The students were later asked to provide a urine sample, which was then tested with the urine cotinine strip test [Cotinine COT Rapid Test Device (Urine), Innovacon, Inc., San Diego, CA, USA], a rapid visual immunoassay for detecting cotinine in human urine qualitatively and presumptively at the cut-off of 200 ng/m. Urine cotinine levels of <100 ng/mL in passive smokers are not detected as positive by this device [30]. Cotinine is detected visually by interpreting color development on the device.

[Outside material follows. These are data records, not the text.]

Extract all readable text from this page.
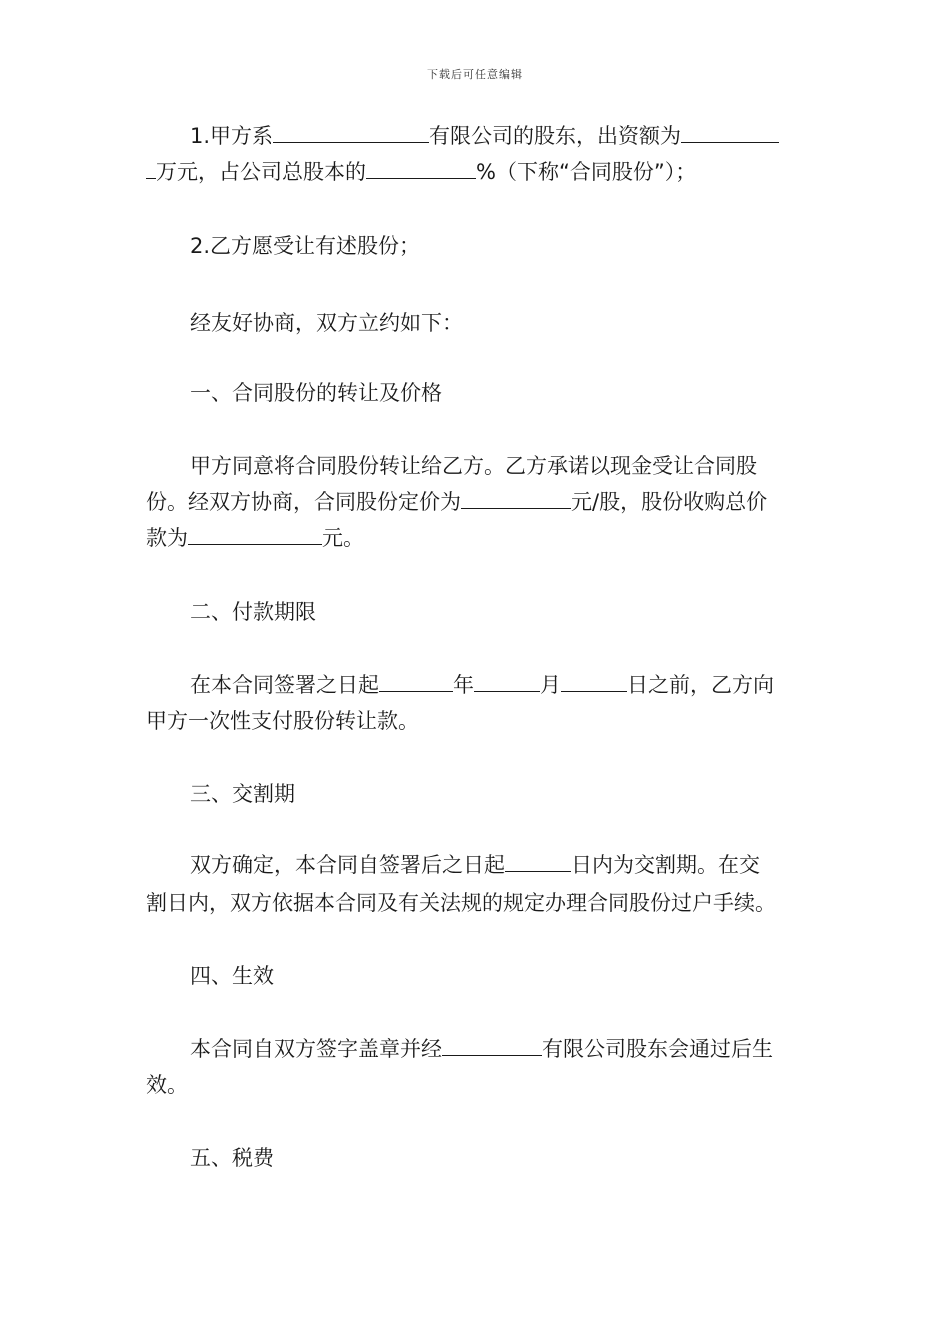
下载后可任意编辑
1.甲方系	有限公司的股东，出资额为
万元，占公司总股本的	%（下称“合同股份”）；
2.乙方愿受让有述股份；
经友好协商，双方立约如下：
一、合同股份的转让及价格
甲方同意将合同股份转让给乙方。乙方承诺以现金受让合同股
份。经双方协商，合同股份定价为	元/股，股份收购总价
款为	元。
二、付款期限
在本合同签署之日起	年	月	日之前，乙方向
甲方一次性支付股份转让款。
三、交割期
双方确定，本合同自签署后之日起	日内为交割期。在交
割日内，双方依据本合同及有关法规的规定办理合同股份过户手续。
四、生效
本合同自双方签字盖章并经	有限公司股东会通过后生
效。
五、税费
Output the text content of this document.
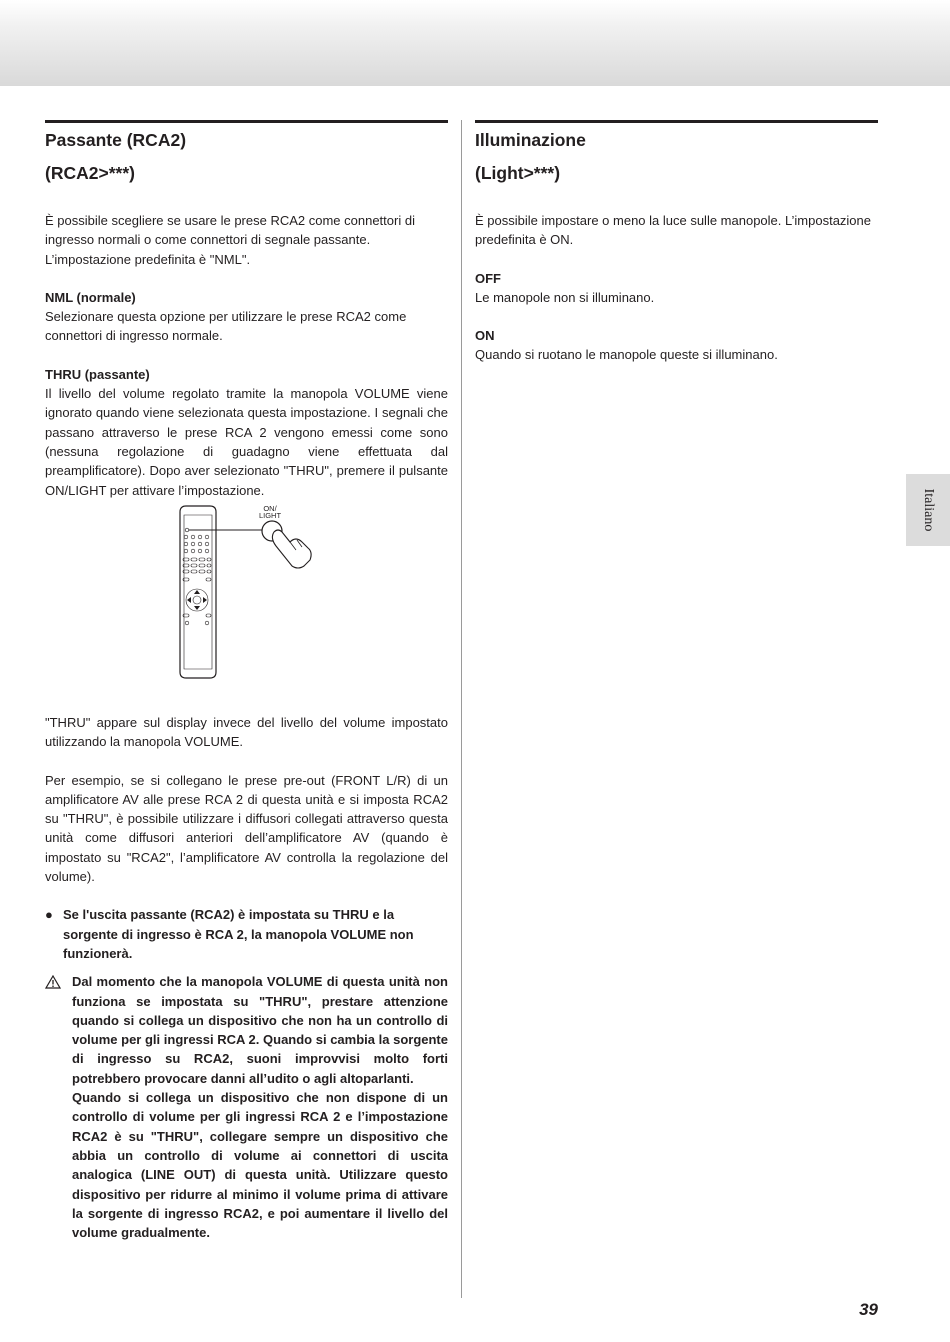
Italiano
Passante (RCA2)
(RCA2>***)

È possibile scegliere se usare le prese RCA2 come connettori di ingresso normali o come connettori di segnale passante.

L’impostazione predefinita è "NML".

NML (normale)

Selezionare questa opzione per utilizzare le prese RCA2 come connettori di ingresso normale.

THRU (passante)

Il livello del volume regolato tramite la manopola VOLUME viene ignorato quando viene selezionata questa impostazione. I segnali che passano attraverso le prese RCA 2 vengono emessi come sono (nessuna regolazione di guadagno viene effettuata dal preamplificatore). Dopo aver selezionato "THRU", premere il pulsante ON/LIGHT per attivare l’impostazione.

ON/
LIGHT

"THRU" appare sul display invece del livello del volume impostato utilizzando la manopola VOLUME.

Per esempio, se si collegano le prese pre-out (FRONT L/R) di un amplificatore AV alle prese RCA 2 di questa unità e si imposta RCA2 su "THRU", è possibile utilizzare i diffusori collegati attraverso questa unità come diffusori anteriori dell’amplificatore AV (quando è impostato su "RCA2", l’amplificatore AV controlla la regolazione del volume).

● Se l'uscita passante (RCA2) è impostata su THRU e la sorgente di ingresso è RCA 2, la manopola VOLUME non funzionerà.

Dal momento che la manopola VOLUME di questa unità non funziona se impostata su "THRU", prestare attenzione quando si collega un dispositivo che non ha un controllo di volume per gli ingressi RCA 2. Quando si cambia la sorgente di ingresso su RCA2, suoni improvvisi molto forti potrebbero provocare danni all’udito o agli altoparlanti.

Quando si collega un dispositivo che non dispone di un controllo di volume per gli ingressi RCA 2 e l’impostazione RCA2 è su "THRU", collegare sempre un dispositivo che abbia un controllo di volume ai connettori di uscita analogica (LINE OUT) di questa unità. Utilizzare questo dispositivo per ridurre al minimo il volume prima di attivare la sorgente di ingresso RCA2, e poi aumentare il livello del volume gradualmente.

Illuminazione
(Light>***)

È possibile impostare o meno la luce sulle manopole. L’impostazione predefinita è ON.

OFF

Le manopole non si illuminano.

ON

Quando si ruotano le manopole queste si illuminano.

39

We compared and checked the accuracy of the device against a commercially available test with the same cut-off threshold value. There was >99.9% agreement between the tests, and the device had 99% sensitivity [31]. The device has a very high specificity of 96%, yielding a positive result in less than 5 min when the urine cotinine concentration is 200 ng/mL.
2.4. Variable definition
In the data collection sheet, self-reported smoker status was defined as having smoked for the past 7 days and self-reported non-smoker status was defined as not having smoked in the past 7 days. In the urine cotinine test, smoker status was defined as a positive strip test result for the presence of cotinine and nonsmoker status was defined as a negative strip test result for the presence of cotinine. Discrepancy was defined as a difference in the smoking status between self-reporting and urine cotinine testing, either when the respondents self-reported as non-smokers but had a positive urine cotinine test result or vice versa.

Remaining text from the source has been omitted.